Monday, June 26, 2006

definition of happiness....

Do you consider happiness on the expense of others happiness? Sometimes i got this urge to be selfish and not care about other people's feelings and just proclaim that happiness to be mine. Sometimes i really hate myself for doing that... i put myself into the shoes on that poor soul and not want that to happen to me. Maybe i did sometime bad in my previous life or i just simply not a good person, thats why God wants me to pay for that debt by losing the most precious thing in life.....

I thanked pink for walking into my life, when i feel so low.... when i wanted so much to give up my life... when i about to close that door that connects me to the rest of the work... Pink gave me that cup of special honey water.... the honey water stopped the fountain from flowing and some strength to go on till the last day of my life.... Pink is that angel...

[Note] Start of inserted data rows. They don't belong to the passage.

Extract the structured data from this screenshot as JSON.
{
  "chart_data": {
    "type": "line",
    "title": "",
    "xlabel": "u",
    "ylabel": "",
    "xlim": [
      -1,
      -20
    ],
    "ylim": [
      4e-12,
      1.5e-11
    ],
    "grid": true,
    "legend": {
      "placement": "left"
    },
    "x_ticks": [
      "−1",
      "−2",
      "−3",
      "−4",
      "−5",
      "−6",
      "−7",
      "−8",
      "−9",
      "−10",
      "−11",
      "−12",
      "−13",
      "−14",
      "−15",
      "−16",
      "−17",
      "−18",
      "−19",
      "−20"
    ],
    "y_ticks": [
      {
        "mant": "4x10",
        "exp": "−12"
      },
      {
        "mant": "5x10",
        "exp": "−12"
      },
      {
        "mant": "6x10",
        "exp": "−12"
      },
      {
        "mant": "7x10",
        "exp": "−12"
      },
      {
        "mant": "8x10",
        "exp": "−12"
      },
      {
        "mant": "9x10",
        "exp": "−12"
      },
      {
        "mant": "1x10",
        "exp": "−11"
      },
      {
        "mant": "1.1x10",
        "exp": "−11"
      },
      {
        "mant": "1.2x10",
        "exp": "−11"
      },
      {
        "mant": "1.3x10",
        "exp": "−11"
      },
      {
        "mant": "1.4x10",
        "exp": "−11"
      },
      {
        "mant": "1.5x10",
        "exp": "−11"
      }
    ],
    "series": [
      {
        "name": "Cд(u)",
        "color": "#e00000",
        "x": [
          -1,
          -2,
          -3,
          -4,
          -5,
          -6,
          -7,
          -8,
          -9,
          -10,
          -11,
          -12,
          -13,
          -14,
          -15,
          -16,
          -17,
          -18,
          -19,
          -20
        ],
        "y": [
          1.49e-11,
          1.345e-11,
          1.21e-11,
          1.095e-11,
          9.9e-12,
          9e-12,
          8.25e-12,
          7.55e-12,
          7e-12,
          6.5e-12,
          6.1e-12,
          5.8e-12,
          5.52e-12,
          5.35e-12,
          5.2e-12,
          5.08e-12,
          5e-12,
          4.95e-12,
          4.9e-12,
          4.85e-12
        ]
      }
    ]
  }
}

I know that angel will leave me one day.... angel will not be with me forever.... in fact this angel does not belong to me.... i have taken something that not belong to me... i feel bad not because i have taken something i shouldn't have taken... i feel bad because i don't feel guilty or bad at all.... i have changed... i'm not that little girl anymore.... i'm someone who i don't even know who i am....

The only thing i can do is to get enough courage to be independent..... in fact i need more than courage to leave that trap.... i don't know if i become weaker or is it that i have become more expressive..... Ting, for you and Snoopy, you have to do it!